Dans cette mêlée de dévouement, les enfants défiaient les hommes et les femmes. Les Versaillais, vainqueurs, en prirent 660, et beaucoup périrent dans la lutte des rues. Ils suivaient les bataillons aux tranchées, dans les forts, s’accrochaient aux canons. Quelques servants de la porte Maillot étaient des enfants de 13 à 14 ans. En rase campagne, ils faisaient des folies de bravoure [1].

Cette flamme parisienne rayonnait au delà de l’enceinte. Les municipalités de Sceaux et de Saint-Denis se réunissaient à Vincennes pour protester contre le bombardement, revendiquer les franchises municipales et l’installation de la République. La chaleur en venait jusqu’à la province.
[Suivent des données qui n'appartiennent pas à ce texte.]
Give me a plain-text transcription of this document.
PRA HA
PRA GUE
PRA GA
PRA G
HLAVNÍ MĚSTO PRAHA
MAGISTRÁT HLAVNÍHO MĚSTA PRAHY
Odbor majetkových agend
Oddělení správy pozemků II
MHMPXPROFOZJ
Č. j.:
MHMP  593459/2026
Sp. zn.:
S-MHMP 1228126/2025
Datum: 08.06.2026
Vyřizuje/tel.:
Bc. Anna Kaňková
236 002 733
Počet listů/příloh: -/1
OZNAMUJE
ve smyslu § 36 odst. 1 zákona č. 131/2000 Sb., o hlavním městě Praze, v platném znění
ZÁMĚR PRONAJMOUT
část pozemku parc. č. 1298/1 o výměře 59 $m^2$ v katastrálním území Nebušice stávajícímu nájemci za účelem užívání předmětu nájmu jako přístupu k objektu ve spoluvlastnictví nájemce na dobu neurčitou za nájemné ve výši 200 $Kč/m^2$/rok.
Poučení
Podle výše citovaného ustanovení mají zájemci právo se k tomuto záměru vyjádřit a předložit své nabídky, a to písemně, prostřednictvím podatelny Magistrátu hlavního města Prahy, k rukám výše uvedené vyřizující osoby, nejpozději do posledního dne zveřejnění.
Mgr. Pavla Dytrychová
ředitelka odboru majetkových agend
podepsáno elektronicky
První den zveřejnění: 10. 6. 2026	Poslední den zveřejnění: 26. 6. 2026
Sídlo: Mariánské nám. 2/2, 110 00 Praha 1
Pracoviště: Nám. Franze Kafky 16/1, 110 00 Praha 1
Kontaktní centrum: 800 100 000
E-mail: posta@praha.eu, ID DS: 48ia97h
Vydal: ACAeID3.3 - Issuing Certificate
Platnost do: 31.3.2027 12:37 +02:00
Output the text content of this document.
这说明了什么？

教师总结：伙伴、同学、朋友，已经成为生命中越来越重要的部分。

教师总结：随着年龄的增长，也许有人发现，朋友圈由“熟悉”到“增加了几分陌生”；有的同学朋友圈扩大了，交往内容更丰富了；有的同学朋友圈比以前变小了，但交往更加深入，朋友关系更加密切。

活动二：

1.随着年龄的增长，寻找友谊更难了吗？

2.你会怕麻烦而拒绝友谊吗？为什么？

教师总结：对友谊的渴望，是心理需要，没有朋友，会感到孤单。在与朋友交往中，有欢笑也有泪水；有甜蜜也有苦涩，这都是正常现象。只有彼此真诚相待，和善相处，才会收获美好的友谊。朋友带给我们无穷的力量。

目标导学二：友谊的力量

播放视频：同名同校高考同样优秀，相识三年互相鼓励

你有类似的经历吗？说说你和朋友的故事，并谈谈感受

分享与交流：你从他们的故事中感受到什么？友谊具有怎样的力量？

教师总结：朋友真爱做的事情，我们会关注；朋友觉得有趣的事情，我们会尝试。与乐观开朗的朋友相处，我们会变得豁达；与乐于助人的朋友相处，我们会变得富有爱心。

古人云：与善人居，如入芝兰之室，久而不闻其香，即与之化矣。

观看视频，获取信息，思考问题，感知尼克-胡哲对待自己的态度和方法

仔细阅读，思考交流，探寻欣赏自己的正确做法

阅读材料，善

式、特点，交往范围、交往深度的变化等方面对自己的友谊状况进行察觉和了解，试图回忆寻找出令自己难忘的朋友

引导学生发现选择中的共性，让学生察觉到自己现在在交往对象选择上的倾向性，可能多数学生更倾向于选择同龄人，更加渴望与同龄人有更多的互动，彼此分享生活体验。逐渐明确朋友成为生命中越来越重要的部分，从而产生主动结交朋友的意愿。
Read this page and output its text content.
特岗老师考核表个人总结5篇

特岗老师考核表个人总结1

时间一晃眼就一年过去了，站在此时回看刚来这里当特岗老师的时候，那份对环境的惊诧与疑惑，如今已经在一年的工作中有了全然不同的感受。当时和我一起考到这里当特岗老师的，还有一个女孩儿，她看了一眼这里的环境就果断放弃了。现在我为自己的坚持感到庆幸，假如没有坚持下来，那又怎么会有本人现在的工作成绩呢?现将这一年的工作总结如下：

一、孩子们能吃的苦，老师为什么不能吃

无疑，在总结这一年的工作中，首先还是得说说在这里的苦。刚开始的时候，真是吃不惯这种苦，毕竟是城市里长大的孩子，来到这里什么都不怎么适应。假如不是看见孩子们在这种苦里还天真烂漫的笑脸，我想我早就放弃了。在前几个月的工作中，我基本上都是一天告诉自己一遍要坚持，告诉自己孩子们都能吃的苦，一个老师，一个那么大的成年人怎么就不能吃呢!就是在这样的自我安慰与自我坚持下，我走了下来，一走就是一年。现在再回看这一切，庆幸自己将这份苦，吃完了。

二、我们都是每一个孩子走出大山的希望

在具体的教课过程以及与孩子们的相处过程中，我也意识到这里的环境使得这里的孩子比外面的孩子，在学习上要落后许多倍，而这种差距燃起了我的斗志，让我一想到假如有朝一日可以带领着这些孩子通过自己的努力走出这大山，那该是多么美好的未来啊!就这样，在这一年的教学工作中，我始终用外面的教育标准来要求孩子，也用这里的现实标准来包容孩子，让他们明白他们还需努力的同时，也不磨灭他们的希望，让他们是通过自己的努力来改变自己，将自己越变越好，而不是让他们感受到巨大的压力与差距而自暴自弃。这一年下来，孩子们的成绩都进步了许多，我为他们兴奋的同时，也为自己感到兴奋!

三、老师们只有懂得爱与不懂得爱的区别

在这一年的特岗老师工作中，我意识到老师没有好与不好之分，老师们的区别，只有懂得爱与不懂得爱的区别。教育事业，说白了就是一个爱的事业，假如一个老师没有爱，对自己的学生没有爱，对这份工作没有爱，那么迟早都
Elle commençait à croire Paris imprenable, malgré les dépêches de M. Thiers, le 3 avril : « Cette journée est décisive pour le sort de l’insurrection » ; le 4 : « Les insurgés ont éprouvé aujourd’hui un échec décisif » ; le 7 : « Cette journée est décisive » ; le 11 : « On prépare contre les insurgés des moyens irrésistibles » ; le 12 : « Les insurgés fuient à toutes jambes ; on attend le moment décisif » ; le 15 : « Nous tenterons, par une épreuve décisive, de mettre un terme à cette guerre civile » ; le 17 : « Nous persistons à éviter les petites actions jusqu’à l’action décisive. » Malgré tant de succès décisifs et de moyens irrésistibles, l’armée versaillaise se morfondait toujours aux avant-postes parisiens. Ses seules victoires décisives étaient contre les maisons de l’enceinte et de la banlieue.

Le voisinage de la porte Maillot, l’avenue de la Grande-Armée, les Ternes, s’allumaient d’incendies

  1. Appendice V.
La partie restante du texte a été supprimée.